KILL YOUR INNER CHILD by Samuel Bernstein

Friday, February 10, 2006

Black Market Cheese

My grandparents, Buddie a.k.a. Beelzebubbe and Zadie, are both from very poor families. Zadie leaves school after sixth grade in Chicago so he can help support his mother. He likes to tell us how he once sells a newspaper to a man who takes it over to a car with Al Capone sitting in the back seat. Zadie's main income as a kid is from selling sandwiches to prisoners in the local jail, splitting the money he makes with the guards, greasing the wheels even then. He meets my grandmother not in the jailhouse as certain wags suggest today, but on a job-seeking trip to San Antonio, Texas. Courtship leads to marriage and before he knows it my grandfather is borrowing his father-in-law's bread truck every day at the crack of dawn to make milk deliveries before the bread comes out of the ovens at the bakery.

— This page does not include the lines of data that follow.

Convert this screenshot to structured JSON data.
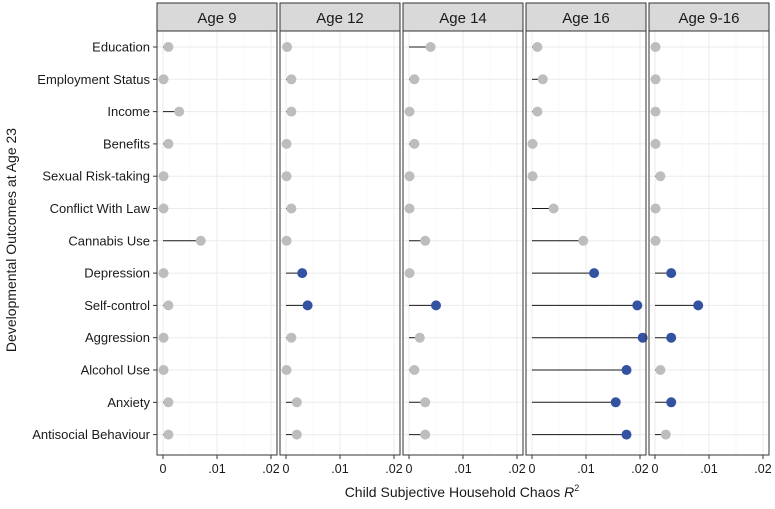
{
  "chart_data": {
    "type": "lollipop",
    "xlabel": "Child Subjective Household Chaos R²",
    "ylabel": "Developmental Outcomes at Age 23",
    "xlim": [
      0,
      0.02
    ],
    "x_ticks": [
      0,
      0.01,
      0.02
    ],
    "x_tick_labels": [
      "0",
      ".01",
      ".02"
    ],
    "grid": true,
    "colors": {
      "significant": "#3352a1",
      "nonsignificant": "#bdbdbd"
    },
    "categories": [
      "Education",
      "Employment Status",
      "Income",
      "Benefits",
      "Sexual Risk-taking",
      "Conflict With Law",
      "Cannabis Use",
      "Depression",
      "Self-control",
      "Aggression",
      "Alcohol Use",
      "Anxiety",
      "Antisocial Behaviour"
    ],
    "panels": [
      {
        "name": "Age 9",
        "values": [
          0.001,
          0.0001,
          0.003,
          0.001,
          0.0001,
          0.0001,
          0.007,
          0.0001,
          0.001,
          0.0001,
          0.0001,
          0.001,
          0.001
        ],
        "significant": [
          false,
          false,
          false,
          false,
          false,
          false,
          false,
          false,
          false,
          false,
          false,
          false,
          false
        ]
      },
      {
        "name": "Age 12",
        "values": [
          0.0002,
          0.001,
          0.001,
          0.0001,
          0.0001,
          0.001,
          0.0001,
          0.003,
          0.004,
          0.001,
          0.0001,
          0.002,
          0.002
        ],
        "significant": [
          false,
          false,
          false,
          false,
          false,
          false,
          false,
          true,
          true,
          false,
          false,
          false,
          false
        ]
      },
      {
        "name": "Age 14",
        "values": [
          0.004,
          0.001,
          0.0001,
          0.001,
          0.0001,
          0.0001,
          0.003,
          0.0001,
          0.005,
          0.002,
          0.001,
          0.003,
          0.003
        ],
        "significant": [
          false,
          false,
          false,
          false,
          false,
          false,
          false,
          false,
          true,
          false,
          false,
          false,
          false
        ]
      },
      {
        "name": "Age 16",
        "values": [
          0.001,
          0.002,
          0.001,
          0.0001,
          0.0001,
          0.004,
          0.0095,
          0.0115,
          0.0195,
          0.0205,
          0.0175,
          0.0155,
          0.0175
        ],
        "significant": [
          false,
          false,
          false,
          false,
          false,
          false,
          false,
          true,
          true,
          true,
          true,
          true,
          true
        ]
      },
      {
        "name": "Age 9-16",
        "values": [
          0.0001,
          0.0001,
          0.0001,
          0.0001,
          0.001,
          0.0001,
          0.0001,
          0.003,
          0.008,
          0.003,
          0.001,
          0.003,
          0.002
        ],
        "significant": [
          false,
          false,
          false,
          false,
          false,
          false,
          false,
          true,
          true,
          true,
          false,
          true,
          false
        ]
      }
    ]
  }
}
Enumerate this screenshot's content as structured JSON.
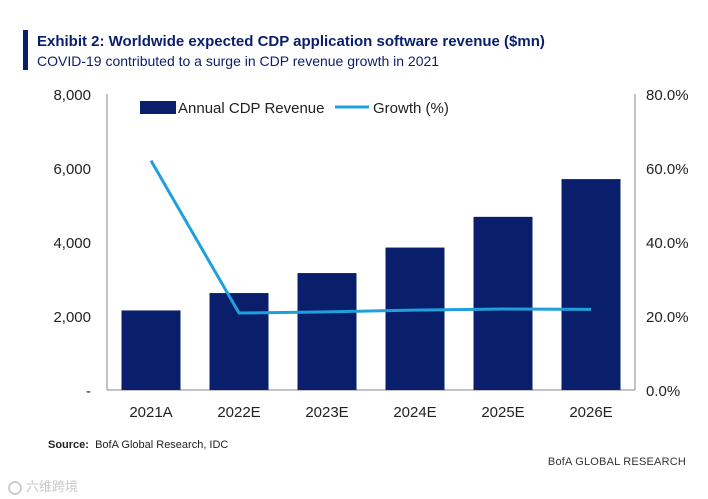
{
  "header": {
    "title": "Exhibit 2: Worldwide expected CDP application software revenue ($mn)",
    "subtitle": "COVID-19 contributed to a surge in CDP revenue growth in 2021"
  },
  "footer": {
    "source_label": "Source:",
    "source_text": "BofA Global Research, IDC",
    "brand": "BofA GLOBAL RESEARCH",
    "watermark": "六维跨境"
  },
  "colors": {
    "bar": "#0a1f6b",
    "line": "#1fa0dc",
    "accent": "#0a1f6b"
  },
  "chart_data": {
    "type": "bar",
    "categories": [
      "2021A",
      "2022E",
      "2023E",
      "2024E",
      "2025E",
      "2026E"
    ],
    "series": [
      {
        "name": "Annual CDP Revenue",
        "type": "bar",
        "axis": "left",
        "values": [
          2150,
          2620,
          3160,
          3850,
          4680,
          5700
        ]
      },
      {
        "name": "Growth (%)",
        "type": "line",
        "axis": "right",
        "values": [
          62.0,
          20.8,
          21.1,
          21.6,
          21.9,
          21.8
        ]
      }
    ],
    "y_left": {
      "range": [
        0,
        8000
      ],
      "ticks": [
        0,
        2000,
        4000,
        6000,
        8000
      ],
      "tick_labels": [
        "-",
        "2,000",
        "4,000",
        "6,000",
        "8,000"
      ]
    },
    "y_right": {
      "range": [
        0,
        80
      ],
      "ticks": [
        0,
        20,
        40,
        60,
        80
      ],
      "tick_labels": [
        "0.0%",
        "20.0%",
        "40.0%",
        "60.0%",
        "80.0%"
      ]
    },
    "grid": false,
    "legend_position": "top"
  }
}
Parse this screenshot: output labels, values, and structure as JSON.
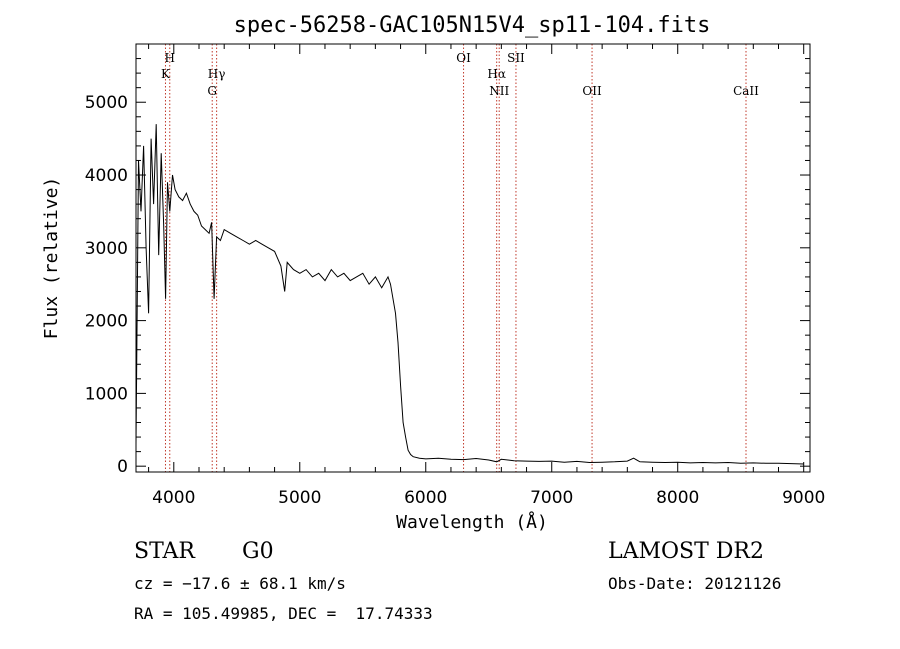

Zadie is a humble milkman. A mere fifteen years later he has his own thriving cheese and dairy company that grows to the point of being one of the largest distributors of store-labeled cheese in the business. That means his cheese is rarely sold under his company name but instead is packaged to be the Safeway brand, the Kroger brand, or in Texas, the H.E.B. brand; H.E.B. being the most dominant grocery chain in Texas, initialed after its founder, Howard E. Butts, though a Jewish friend of ours gleefully points out that H.E.B. can be construed as standing for Heeb, and I can't think of it any other way now.

How Zadie gets from rags to riches remains murky, though he does admit that one of his biggest breaks is figuring out how to sell black market cheese during World War II, when rationing is in effect. He boasts that the government never bothers him because he always pays taxes on whatever he makes, even the cash that comes in under the table. There are also some incredibly well-timed stock transactions that might now be called insider trading. By the late '40s they are rich. If he were to know now how the business will fall apart years later at different times under the care of his sons, he'd die all over again.

The loss of the business under his descendants might be shocking to him, but he probably would not find it surprising. He avidly enjoys turning to total strangers in restaurants, telling them, "My sons are chemists. They make shit out of money." Later it is our turn, and he says it about the grandkids, much to our annoyance. He is right but we all hate hearing it.

Buddie and Zadie come from nothing and make something of themselves, financially at least, and they see one another as true partners where the money is concerned, neither begrudging the other much of anything, particularly since they are both actually quite frugal a lot of time. Much of her more valuable jewelry comes from Zadie foreclosing on personal loans he makes to people they know, and keeping the jewelry he is holding as security. Imagine the small talk at Hadassah when Buddie flashes a jewel on her finger that everyone there knows actually belongs to some other financially strapped mahjong partner.

Buddie probably gets a big kick out of waving her ill-gotten rocks under their noses. She likes to cackle and then confide to me in her deep baritone, "There's nothing I hate more than a bunch of women."